I didn’t grow up in a Christian house. My parents weren’t believers. I became a Christian when, at 16, I picked up a Bible one day and read it. Whole thing.
And that was it. God stirred my heart, and I knew I wanted to follow his Son, Jesus. I knew God wanted to offer forgiveness to me, and he wanted me to offer it to others. So I went off to school, off to seminary and then into parish work (Anglican Church).
So from the very beginning, I had this great love of the scriptures. It’s how I became a Christian. And I kept reading the book of Acts and looking at the church, then reading the Gospels and looking again at the church, Paul’s epistles and back at the church — and I couldn’t shake that there was something amiss.
The life and mission of the church and the disciples seen in the Bible was almost completely missing in the communities I was a part of. I had some pretty momentous experiences with God over the first 10-15 years of ministry and tinkered around with some different things with mission and discipleship, but it all came to head when I became the lead rector at St. Thomas Sheffield in 1994.
It was a church rich with a tradition of new missional expressions, a pioneering spirit, a church that had started what Eddie Gibbs, at Fuller Seminary, called the first alternative or “post-modern” (not in the theological sense) worship service. It was called The 9:00 Service.
And to be honest, The 9:00 Service was a truly amazing environment.
During the 1980s, it really became quite the magnet for new missional approaches as some of the best leaders in Europe and North America were coming to see what they were doing and how they could learn. Unfortunately, as oftentimes happens with wildly successful churches, the leader turned quite inward and became almost sociopathic, and if that wasn’t enough, deeply immoral. We don’t need to get into all the gory details, but it was ugly.

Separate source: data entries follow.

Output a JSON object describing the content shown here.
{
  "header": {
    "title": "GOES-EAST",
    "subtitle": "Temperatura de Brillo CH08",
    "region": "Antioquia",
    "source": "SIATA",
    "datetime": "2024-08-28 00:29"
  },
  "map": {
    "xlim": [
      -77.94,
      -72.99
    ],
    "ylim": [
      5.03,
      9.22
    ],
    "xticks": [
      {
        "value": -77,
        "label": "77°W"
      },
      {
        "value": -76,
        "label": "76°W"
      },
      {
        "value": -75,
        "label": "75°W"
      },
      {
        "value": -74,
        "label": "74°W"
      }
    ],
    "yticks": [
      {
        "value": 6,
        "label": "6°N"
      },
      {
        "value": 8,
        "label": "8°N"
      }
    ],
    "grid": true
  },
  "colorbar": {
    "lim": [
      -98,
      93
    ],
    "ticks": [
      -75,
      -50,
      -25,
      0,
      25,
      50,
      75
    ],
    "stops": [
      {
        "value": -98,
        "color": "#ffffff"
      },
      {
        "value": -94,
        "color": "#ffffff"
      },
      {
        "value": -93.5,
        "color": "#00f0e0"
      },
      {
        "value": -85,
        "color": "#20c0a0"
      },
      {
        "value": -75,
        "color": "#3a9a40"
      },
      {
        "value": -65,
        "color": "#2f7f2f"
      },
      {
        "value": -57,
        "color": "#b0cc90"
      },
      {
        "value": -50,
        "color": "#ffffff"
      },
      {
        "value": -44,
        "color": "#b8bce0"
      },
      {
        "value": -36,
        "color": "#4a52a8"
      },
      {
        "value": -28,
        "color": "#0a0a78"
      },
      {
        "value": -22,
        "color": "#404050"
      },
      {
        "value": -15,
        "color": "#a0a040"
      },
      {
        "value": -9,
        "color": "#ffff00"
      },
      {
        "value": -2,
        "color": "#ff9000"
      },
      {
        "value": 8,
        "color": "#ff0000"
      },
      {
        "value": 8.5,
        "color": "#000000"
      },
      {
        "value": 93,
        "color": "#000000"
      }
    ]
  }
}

This congregation, which had by that time planted off of St. Thomas as its own church, was closed by the Church of England because of those reasons.
I was called there as the senior pastor — they call it the “team rector” — in 1994, a year after that congregation had left and a year before it was closed. And because of that, we were caught right in the middle of it. In fact, to this day, it is the largest and longest-running church scandal in British history.
This is what I walked into.
It ran forever and ever and ever.
We were on television every day and on the front page of the newspaper all the time because the only physical building that could be associated with this congregation was our building, even though we were no longer together. We got every ounce of bad press.